What Are Healthcare Data Breaches?
Healthcare data breaches include the loss of medical data due to theft, unauthorized account access, system glitches and malicous hacking. The data could include financial data from a person’s health insurance, as well as protected health information in either hardcopy (paper, film) or digital form.
While in the past data breaches of paper and other hardcopy media from theft were more common, since 2017 network servers and email have now become the most commonly breached media locations. In parallel with this shift, the means of the breach has also moved towards criminal hacking of electronic records, typically through phishing.
Networked digital health records are vital for healthcare businesses to bring advanced benefits to their patients and customers, but the potential of losing vast amounts of data affecting huge numbers of individuals is great if organizations do not take adequate data security measures.
Are Healthcare Data Breaches On The Rise?
The latest figures from HIPAA on healthcare data breaches show that the number of patient records exposed in attacks tripled last year. The figures show a staggering 15 million records were exposed over the last 4 quarters with the number rising each quarter, from just over 1 million records in Q1 to over 6 million in Q4. The number of breaches totalled 503, the highest recorded number to date.
At the same time, the SentinelOne-commissioned report Security Megatrends 2019 found that investment in IT and security in the healthcare sector lags behind almost every other sector, save for manufacturing.
As the report explains, this sector is attractive to hackers because Personal Health Records (PHR) are highly sought-after. PHRs command the highest price on the black market since they can be used for a broad range of crimes from opening fake bank and credit accounts to fraudulent purchases and even full identity theft.
Who Commits Healthcare Data Breaches?
The largest number of breaches over the last 12 months came from hacking and IT incidents. Healthcare data breaches due to hacking and IT incidents reportedly accounted for some 45% of cases; that’s a rise on the year before, and indeed every other year for which we have data. Last year, exposure of healthcare data directly attributable to hacking incidents affected almost 8 million individuals.
Breaches committed by insiders continue to be a key worry, with nearly a third of all incidents whose attribution could be ascertained being insider-related, either from wrongdoing or human error.
Insider breaches can be difficult to detect without the right tools. Staff who use privilged access to snoop on family and colleagues may be doing so for years. In one incident, an employee committed repeat offences for 15 years before being eventually discovered by the healthcare provider; in other cases, it took 4 years for the incidents to come to light. The latest figures suggest that on average it took 255 days for a breach to be discovered.
What Are The Impacts Of Healthcare Data Breaches?

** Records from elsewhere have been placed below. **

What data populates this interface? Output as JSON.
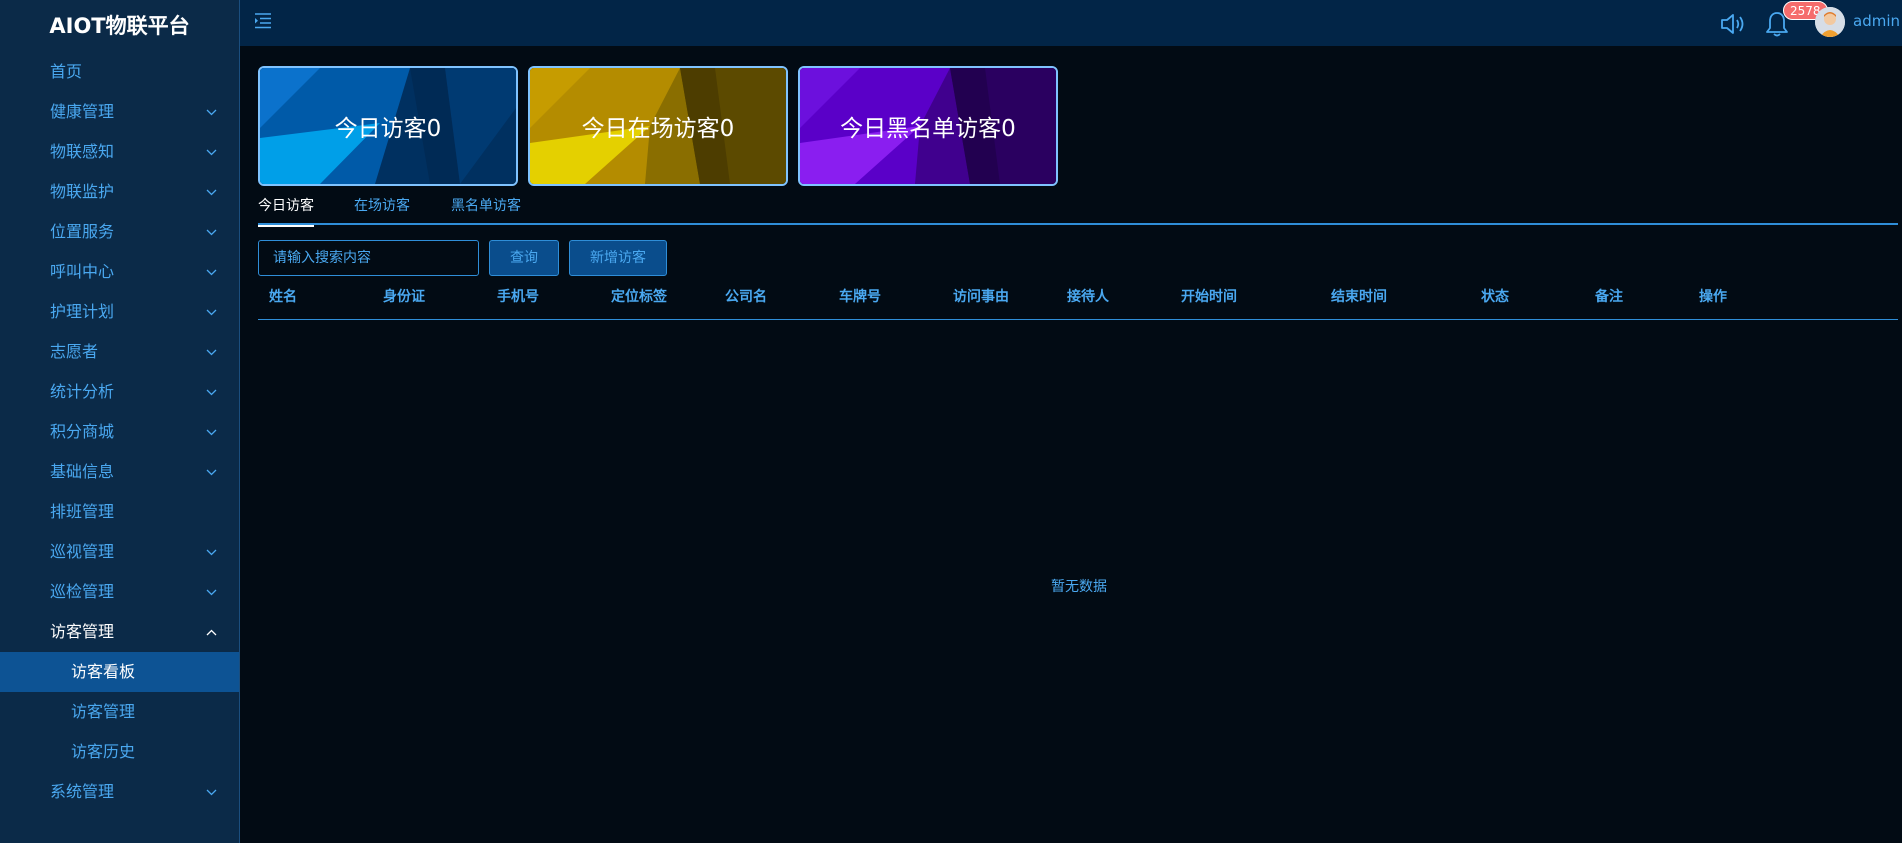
{
  "brand": "AIOT物联平台",
  "sidebar": {
    "items": [
      {
        "label": "首页"
      },
      {
        "label": "健康管理"
      },
      {
        "label": "物联感知"
      },
      {
        "label": "物联监护"
      },
      {
        "label": "位置服务"
      },
      {
        "label": "呼叫中心"
      },
      {
        "label": "护理计划"
      },
      {
        "label": "志愿者"
      },
      {
        "label": "统计分析"
      },
      {
        "label": "积分商城"
      },
      {
        "label": "基础信息"
      },
      {
        "label": "排班管理"
      },
      {
        "label": "巡视管理"
      },
      {
        "label": "巡检管理"
      },
      {
        "label": "访客管理"
      },
      {
        "label": "系统管理"
      }
    ],
    "submenu": [
      {
        "label": "访客看板"
      },
      {
        "label": "访客管理"
      },
      {
        "label": "访客历史"
      }
    ]
  },
  "header": {
    "notification_count": "2578",
    "username": "admin"
  },
  "cards": [
    {
      "label": "今日访客0",
      "color": "#0a6fc4"
    },
    {
      "label": "今日在场访客0",
      "color": "#c8a400"
    },
    {
      "label": "今日黑名单访客0",
      "color": "#6a0fd0"
    }
  ],
  "tabs": [
    {
      "label": "今日访客"
    },
    {
      "label": "在场访客"
    },
    {
      "label": "黑名单访客"
    }
  ],
  "search": {
    "placeholder": "请输入搜索内容",
    "query_label": "查询",
    "add_label": "新增访客"
  },
  "table": {
    "columns": [
      "姓名",
      "身份证",
      "手机号",
      "定位标签",
      "公司名",
      "车牌号",
      "访问事由",
      "接待人",
      "开始时间",
      "结束时间",
      "状态",
      "备注",
      "操作"
    ],
    "empty_text": "暂无数据"
  },
  "colors": {
    "sidebar_bg": "#0b2a48",
    "accent": "#4aa8f0",
    "badge": "#f56c6c",
    "active_menu": "#0d5394"
  }
}
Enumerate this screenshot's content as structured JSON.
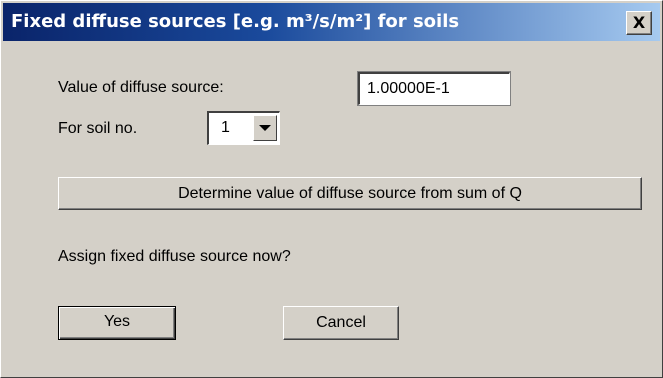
{
  "window": {
    "title": "Fixed diffuse sources [e.g. m³/s/m²] for soils",
    "close_label": "X"
  },
  "form": {
    "value_label": "Value of diffuse source:",
    "value": "1.00000E-1",
    "soil_label": "For soil no.",
    "soil_selected": "1"
  },
  "buttons": {
    "determine_label": "Determine value of diffuse source from sum of Q",
    "yes_label": "Yes",
    "cancel_label": "Cancel"
  },
  "prompt": {
    "question": "Assign fixed diffuse source now?"
  },
  "colors": {
    "titlebar_start": "#0a246a",
    "titlebar_end": "#a6caf0",
    "dialog_background": "#d4d0c8"
  }
}
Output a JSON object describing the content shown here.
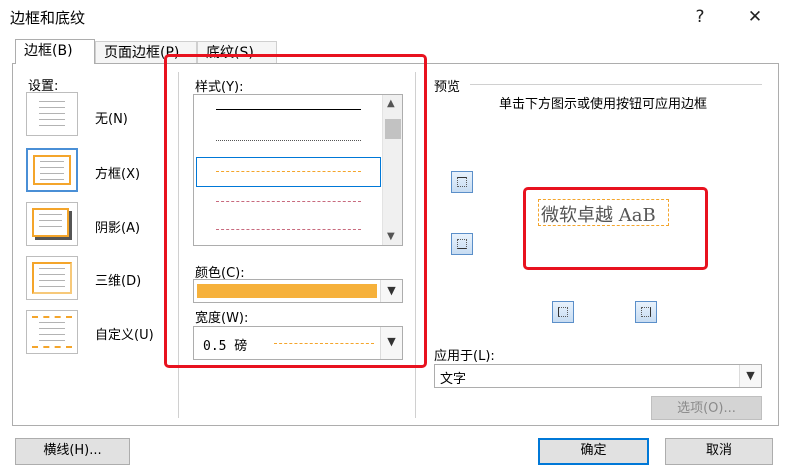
{
  "window": {
    "title": "边框和底纹",
    "help_label": "?",
    "close_label": "✕"
  },
  "tabs": [
    {
      "label": "边框(B)",
      "active": true
    },
    {
      "label": "页面边框(P)",
      "active": false
    },
    {
      "label": "底纹(S)",
      "active": false
    }
  ],
  "settings": {
    "header": "设置:",
    "items": [
      {
        "label": "无(N)",
        "icon": "none-border-icon"
      },
      {
        "label": "方框(X)",
        "icon": "box-border-icon"
      },
      {
        "label": "阴影(A)",
        "icon": "shadow-border-icon"
      },
      {
        "label": "三维(D)",
        "icon": "3d-border-icon"
      },
      {
        "label": "自定义(U)",
        "icon": "custom-border-icon"
      }
    ],
    "selected": "方框(X)"
  },
  "style": {
    "label": "样式(Y):",
    "options": [
      "solid",
      "dotted-fine",
      "dashed-orange",
      "dash-dot",
      "dash-dot-dot"
    ],
    "selected": "dashed-orange"
  },
  "color": {
    "label": "颜色(C):",
    "value_hex": "#f6b13b"
  },
  "width": {
    "label": "宽度(W):",
    "value": "0.5 磅"
  },
  "preview": {
    "header": "预览",
    "instruction": "单击下方图示或使用按钮可应用边框",
    "sample_text": "微软卓越  AaB",
    "buttons": [
      "top-border-icon",
      "bottom-border-icon",
      "left-border-icon",
      "right-border-icon"
    ]
  },
  "apply_to": {
    "label": "应用于(L):",
    "value": "文字"
  },
  "buttons": {
    "options": "选项(O)...",
    "horizontal_line": "横线(H)...",
    "ok": "确定",
    "cancel": "取消"
  },
  "colors": {
    "accent_orange": "#f4a52b",
    "highlight_red": "#e8121f",
    "selection_blue": "#0078d7"
  }
}
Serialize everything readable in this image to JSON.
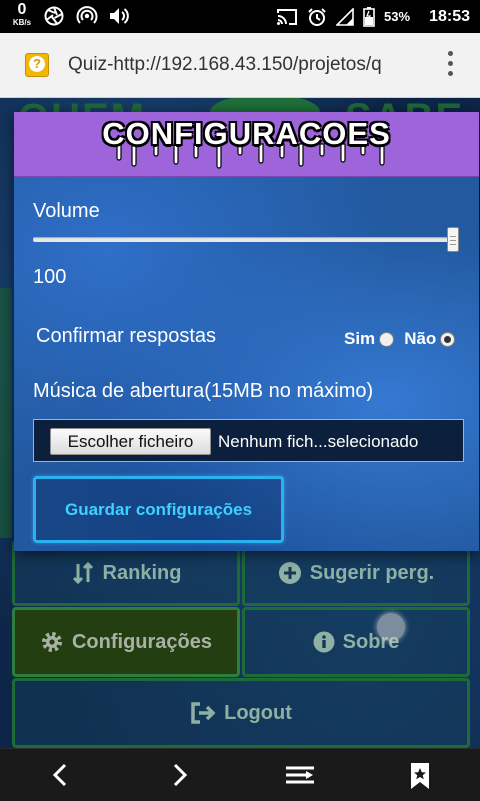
{
  "status_bar": {
    "net_speed_value": "0",
    "net_speed_unit": "KB/s",
    "battery_percent": "53%",
    "time": "18:53",
    "icons": [
      "aperture-icon",
      "hotspot-icon",
      "volume-icon",
      "cast-icon",
      "alarm-icon",
      "signal-icon",
      "battery-icon"
    ]
  },
  "browser": {
    "page_title": "Quiz-http://192.168.43.150/projetos/q",
    "favicon": "question-favicon",
    "menu_icon": "overflow-menu-icon"
  },
  "background_menu": {
    "ranking_label": "Ranking",
    "suggest_label": "Sugerir perg.",
    "settings_label": "Configurações",
    "about_label": "Sobre",
    "logout_label": "Logout",
    "header_left": "QUEM",
    "header_right": "SABE"
  },
  "modal": {
    "title": "CONFIGURACOES",
    "volume_label": "Volume",
    "volume_value": "100",
    "volume_level": 1.0,
    "confirm_label": "Confirmar respostas",
    "confirm_options": [
      "Sim",
      "Não"
    ],
    "confirm_selected": "Não",
    "music_label": "Música de abertura(15MB no máximo)",
    "file_button_label": "Escolher ficheiro",
    "file_status": "Nenhum fich...selecionado",
    "save_label": "Guardar configurações"
  },
  "colors": {
    "modal_header": "#9e64da",
    "modal_body": "#22599f",
    "save_accent": "#29b1f0",
    "menu_border": "#1e6b3a"
  },
  "nav_bar": {
    "icons": [
      "back-icon",
      "forward-icon",
      "tabs-icon",
      "bookmark-icon"
    ]
  }
}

The financial cost of a data breach is, per capita, higher for Healthcare than any other sector, approximately double that of the Financial sector, which ranks as the second highest, according to the latest Ponemon Institute report.
That’s a cost that can cripple a business and even drive it to the wall. The per capita cost of a breach due to hacking is significantly higher than other causes, such as human error or a system glitch. That places even greater emphasis on the organization to think in terms of malicious behaviour and to implement the right security solution to minimize that risk.
The report also highlights two new factors which significantly affect the cost of a data breach. Helping to drive costs down is the use of an AI security platform, while extensive use of unsecured IoT devices on the network can increase cost.
The following factors influence data breach costs: (1) deployment of an artificial intelligence platform as part of a security automation solution and (2) the extensive use of Internet of Things (IoT) devices. The deployment of an AI platform saved $8 per compromised record, while the extensive use of IoT devices increased cost by $5 per compromised record.
In the US, The Department of Health and Human Services’ Office for Civil Rights (OCR) can issue financial penalties to businesses that violate HIPAA Privacy and Security rules. In a recent violation case, Cottage Health agreed to settle for $3m after two security breaches that resulted in exposing the protected health information of 62,500 patients.
How Can Healthcare Data Breaches Be Prevented?
Here’s our seven best practices to help your organization prevent healthcare data loss:
1. Use Next-Gen Security Software
Well, of course, we would say that since we provide best-in-class EDR and EPP detection, as ranked by Gartner Peer Insights 2019. But it’s not just our recommendation that next-gen AV software is a must-have, as we noted above. HIPAA guidelines also recommend that organizations invest in technology to secure the network perimeter, detect intrusions, and block malware and phishing threats. Next-Gen AV software is the only way to do that effectively as legacy Antivirus software suites have multiple blindspots and cannot provide deep visibility into events on your endpoints.
2. Lock Down Your Endpoints
As we’ve seen, insider breaches are a major cause of data loss in healthcare. Make sure you have the ability to control what devices can be plugged into your machines. Physical access to ports can both let malicious software in and protected data out.
3. Restrict and Monitor Network Traffic
As most malware comes into your network from the internet or phishing emails, healthcare providers need to be able to govern permitted communications to and from every endpoint. Administrators should control and enforce policies to prevent devices from communicating with known or newly-discovered phishing URLs or malware sites.
4. Automate Software Updates
Vulnerabilities in software are a key vector for hackers looking to steal medical data, so patching your software on a regular basis is vital. Unpatched and misconfigured systems represent a massive weak spot in security, representing 80 percent of the corporate attack surface. Automating the process of patching OS and 3rd-party software vulnerabilities is, therefore, essential.
5. Don’t Rely on Reputation
It’s not just unauthorized processes that you need to be aware of, but also trusted ones. That’s why security software that whitelists trusted vendors is a blindspot in healthcare data protection. When hackers can hijack the update server of one of the world’s largest computer manufacturers, you know that you need to have a security solution that actually detects processes as malicious based on their behavior, not their identity.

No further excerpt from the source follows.